Michał Kaczyński dodaje: „Wszystkie najlepsze prace, jakie wyprodukowaliśmy wspólnie z artystami, nie sprzedały się i są nadal do kupienia w naszej księgarni”.
Jednak dużej części prac już nie ma. Z łezką w oku będziemy wspominali możliwość kupienia papierowych rzeźb Michała Budnego, „rozbieranej” dziewczyny Agaty Bogackiej, obrazów kuchennych Bartka Materki, plakatów Jadwigi Sawickiej, pudełek z żołnierzykami Zbigniewa Libery czy zdjęć Pauliny Ołowskiej.
Szkoda TTS.
Na zdjęciu:
"Historyczny" już znak graficzny TTS
2 komentarze:
Trochę sie rozmarzyłem wspominając TTS. Uwielbiam rankingi i podsumowania.

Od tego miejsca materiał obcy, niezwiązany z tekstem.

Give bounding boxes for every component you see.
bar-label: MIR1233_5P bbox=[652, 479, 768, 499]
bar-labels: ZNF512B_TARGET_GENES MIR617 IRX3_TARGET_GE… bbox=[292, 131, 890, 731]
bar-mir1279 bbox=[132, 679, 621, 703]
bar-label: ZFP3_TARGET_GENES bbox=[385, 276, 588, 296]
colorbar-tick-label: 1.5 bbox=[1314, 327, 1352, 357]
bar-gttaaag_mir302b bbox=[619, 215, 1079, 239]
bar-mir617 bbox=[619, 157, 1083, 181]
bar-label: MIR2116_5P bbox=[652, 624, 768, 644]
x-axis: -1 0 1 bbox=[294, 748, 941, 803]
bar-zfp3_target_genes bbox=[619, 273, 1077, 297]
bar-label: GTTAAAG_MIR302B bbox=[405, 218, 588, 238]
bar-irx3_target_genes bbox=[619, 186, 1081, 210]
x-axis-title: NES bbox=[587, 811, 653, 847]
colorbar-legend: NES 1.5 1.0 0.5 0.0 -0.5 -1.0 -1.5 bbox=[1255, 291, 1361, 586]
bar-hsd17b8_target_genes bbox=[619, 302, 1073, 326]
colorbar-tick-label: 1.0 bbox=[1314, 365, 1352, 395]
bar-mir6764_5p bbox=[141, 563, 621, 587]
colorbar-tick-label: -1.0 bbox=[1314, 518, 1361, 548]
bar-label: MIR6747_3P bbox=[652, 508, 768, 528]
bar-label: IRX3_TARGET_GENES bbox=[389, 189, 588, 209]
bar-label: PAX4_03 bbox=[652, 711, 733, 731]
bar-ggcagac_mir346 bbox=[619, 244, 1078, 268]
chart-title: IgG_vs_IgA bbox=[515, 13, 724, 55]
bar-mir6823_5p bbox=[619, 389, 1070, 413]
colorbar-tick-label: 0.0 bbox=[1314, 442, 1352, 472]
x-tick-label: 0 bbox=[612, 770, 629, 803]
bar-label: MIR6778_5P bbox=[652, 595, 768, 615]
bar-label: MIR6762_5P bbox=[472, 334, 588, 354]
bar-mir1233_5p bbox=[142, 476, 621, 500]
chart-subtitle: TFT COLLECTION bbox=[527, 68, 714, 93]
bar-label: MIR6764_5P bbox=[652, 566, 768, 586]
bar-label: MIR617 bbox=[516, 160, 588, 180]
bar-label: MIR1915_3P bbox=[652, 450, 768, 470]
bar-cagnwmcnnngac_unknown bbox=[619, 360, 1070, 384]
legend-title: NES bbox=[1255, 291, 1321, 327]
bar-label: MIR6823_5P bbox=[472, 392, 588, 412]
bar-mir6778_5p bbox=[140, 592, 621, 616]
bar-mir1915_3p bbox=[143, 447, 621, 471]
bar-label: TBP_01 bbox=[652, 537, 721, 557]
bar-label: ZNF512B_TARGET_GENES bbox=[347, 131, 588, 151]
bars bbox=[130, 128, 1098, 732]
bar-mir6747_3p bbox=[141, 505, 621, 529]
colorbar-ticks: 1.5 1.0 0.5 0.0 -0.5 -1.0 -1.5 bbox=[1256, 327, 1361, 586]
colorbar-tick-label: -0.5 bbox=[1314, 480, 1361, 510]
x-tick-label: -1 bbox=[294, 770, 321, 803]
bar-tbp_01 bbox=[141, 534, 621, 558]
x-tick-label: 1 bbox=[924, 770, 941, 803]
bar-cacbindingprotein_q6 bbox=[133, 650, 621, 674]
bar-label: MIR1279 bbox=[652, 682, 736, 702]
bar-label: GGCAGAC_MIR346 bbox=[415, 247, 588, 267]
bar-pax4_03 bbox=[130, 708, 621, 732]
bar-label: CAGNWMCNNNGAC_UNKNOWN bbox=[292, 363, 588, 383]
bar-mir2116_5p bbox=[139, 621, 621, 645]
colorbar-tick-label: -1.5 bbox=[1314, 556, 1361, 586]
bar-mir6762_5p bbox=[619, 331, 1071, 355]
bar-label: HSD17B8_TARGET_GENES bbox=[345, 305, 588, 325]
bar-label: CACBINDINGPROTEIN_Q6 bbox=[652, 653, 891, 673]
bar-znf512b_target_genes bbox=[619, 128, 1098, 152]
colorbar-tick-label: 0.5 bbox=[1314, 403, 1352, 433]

Najdziwiejszy obiekt TTS - pukiel włosów Sienczyka;
Najlepszy obiekt TTS - autorskie prezerwatywy Bujnowskiego ewentualnie zdjecia Libery;
Najcięższy obiekt TTS - cegła Kuśmirowskiego;
Najszybciej sprzedający się obiekt TTS - szklanka Bogackiej:
Najdziwniejszy przedmiot TTS - szydełkowe okrycia na kamienie (niestety nie pamietam kogo);
wg mnie po prostu w tym roku nie mieliby nowego towaru i woleli odpuścić. pomysł super; pierwsze i drugie targi były ok, ale na trzecich ciężko było coś fajnego znaleźć.
a najlepsze wg mnie były plakaty sasnala.